Gitlow v. New York: From Radical Manifesto to Enduring Legal Legacy

The following is a discussion of the book Gitlow v. New York: Every Idea an Incitement. In his study, Marc Lendler opens up the world of American radicalism, traces the origin of the incorporation doctrine, which was addressed for the first time in this case, and the ebb and flow of Gitlow as a precedent through the Cold War and beyond.  Gitlow v. New York: Every Idea an Incitement is a book for our time.

In 1919 American Communist Party member Benjamin Gitlow was arrested for distributing a “Left Wing Manifesto,” a publication inspired by the Russian Revolution. He was charged with violating New York’s Criminal Anarchy Law of 1902, which outlawed the advocacy of any doctrine advocating for the violent overthrow of government. Gitlow argued that the law violated his right to free speech, but he was still convicted. He appealed  the decision; however, five years later the Supreme Court upheld his sentence by a vote of 7-2.

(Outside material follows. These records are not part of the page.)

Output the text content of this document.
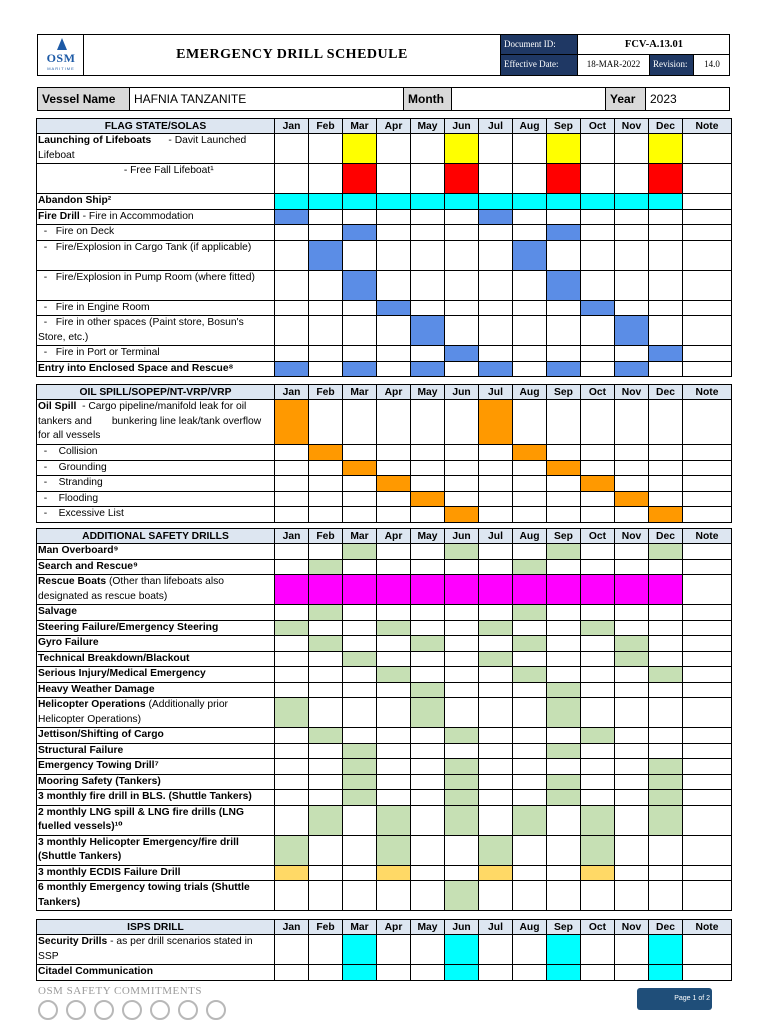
OSM
MARITIME
EMERGENCY DRILL SCHEDULE
Document ID:	FCV-A.13.01
Effective Date:	18-MAR-2022	Revision:	14.0
Vessel Name	HAFNIA TANZANITE	Month	Year	2023
FLAG STATE/SOLAS	Jan	Feb	Mar	Apr	May	Jun	Jul	Aug	Sep	Oct	Nov	Dec	Note
Launching of Lifeboats      - Davit Launched Lifeboat													
- Free Fall Lifeboat¹													
Abandon Ship²													
Fire Drill - Fire in Accommodation													
-   Fire on Deck													
-   Fire/Explosion in Cargo Tank (if applicable)													
-   Fire/Explosion in Pump Room (where fitted)													
-   Fire in Engine Room													
-   Fire in other spaces (Paint store, Bosun's Store, etc.)													
-   Fire in Port or Terminal													
Entry into Enclosed Space and Rescue⁸													
OIL SPILL/SOPEP/NT-VRP/VRP	Jan	Feb	Mar	Apr	May	Jun	Jul	Aug	Sep	Oct	Nov	Dec	Note
Oil Spill  - Cargo pipeline/manifold leak for oil tankers and       bunkering line leak/tank overflow for all vessels													
-    Collision													
-    Grounding													
-    Stranding													
-    Flooding													
-    Excessive List													
ADDITIONAL SAFETY DRILLS	Jan	Feb	Mar	Apr	May	Jun	Jul	Aug	Sep	Oct	Nov	Dec	Note
Man Overboard⁹													
Search and Rescue⁹													
Rescue Boats (Other than lifeboats also designated as rescue boats)													
Salvage													
Steering Failure/Emergency Steering													
Gyro Failure													
Technical Breakdown/Blackout													
Serious Injury/Medical Emergency													
Heavy Weather Damage													
Helicopter Operations (Additionally prior Helicopter Operations)													
Jettison/Shifting of Cargo													
Structural Failure													
Emergency Towing Drill⁷													
Mooring Safety (Tankers)													
3 monthly fire drill in BLS. (Shuttle Tankers)													
2 monthly LNG spill & LNG fire drills (LNG fuelled vessels)¹⁰													
3 monthly Helicopter Emergency/fire drill (Shuttle Tankers)													
3 monthly ECDIS Failure Drill													
6 monthly Emergency towing trials (Shuttle Tankers)													
ISPS DRILL	Jan	Feb	Mar	Apr	May	Jun	Jul	Aug	Sep	Oct	Nov	Dec	Note
Security Drills - as per drill scenarios stated in SSP													
Citadel Communication													
OSM SAFETY COMMITMENTS
Page 1 of 2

Throughout the legal proceedings, much attention was devoted to the “bad tendency” doctrine—the idea that speakers and writers were responsible for the probable effects of their words—which the Supreme Court explicitly endorsed in its decision. According to Justice Edward T. Sanford, “A state may punish utterances endangering the foundations of organized government and threatening its overthrow by unlawful means.”

More important was Justice Oliver Wendell Holmes’ dissent, in which he argued that the mere expression of ideas, separated from action, could not be punished under the “clear and present danger” doctrine. As Holmes put it, “Every idea is an incitement”—and the expression of an idea, no matter how disagreeable, was protected by the First Amendment. While the majority disagreed, it also raised and endorsed the idea that the Bill of Rights could be violated by neither the federal government nor individual states—an idea known as “incorporation,” that was addressed for the first time in this case.

In recreating Gitlow, Marc Lendler opens up the world of American radicalism and brings back into focus a number of key figures in American law: defense attorney Clarence Darrow; New York Court of Appeals justices Roscoe Pound and Benjamin Cardozo; Walter Pollak of the fledgling ACLU; and dissenting justices Oliver Wendell Holmes and Louis Brandeis. Lendler also traces the origins of the incorporation doctrine and the ebb and flow of Gitlow as a precedent through the end of the Cold War.

In a time when Islamic radicalism raises many of the same questions as domestic Communism did, Lendler’s cogent explication of this landmark case helps students and Court-watchers alike better understand “clear and present danger” tests, ongoing debates over incitement, and the importance of the Holmes-Brandeis dissent in our jurisprudence.

In his introduction to this book, Lendler discusses the ongoing importance and timeliness of the Gitlow case.

”Every era revisits  the bad tendency principle in light of whatever relationship between words and harmful acts seems especially threatening at the time. In 1919 the problem was the possibility of class conflict and revolution.  At the start of the Cold War the fear was that activity by domestic Supporters of the Soviet Union might be harmful to national security. In the contemporary era the debates have involved graphic descriptions of violence in books, in movies, or on the Internet; speech denigrating ethnic groups or women; and speech supporting Islamic radicalism.  In the future the subject will be different, but the debate will be the same: how should the law be applied to words that might lead to crimes? In those debates, a look back at Gitlow will be unavoidable.”

In my role as a Law Librarian I had the privilege of helping Marc Lendler locate the trial transcripts he consulted in preparation of this book, as explained in his Acknowledgment:

” In the nine years between this book’s conception and completion a number of people have provided help and direction that were indispensable. My first task before deciding that the Gitlow case was worth exploring was to see whether a transcript of the trial still existed. Fortunately, I was directed to David Badertscher, librarian at the New York Supreme Court Law Library who was both knowledgeable and very helpful; he located the Gitlow transcript and those of the four related trials discussed in chapters 2 and 4. and let me sit in the library’s microfilm room for eight hours a day over several months.”

Working with Lendler during his time at our library taught me that if given adequate resources, latitude, and support from management, librarians can make significant contributions to the dissemination of information critical to an understanding of complex issues in our society.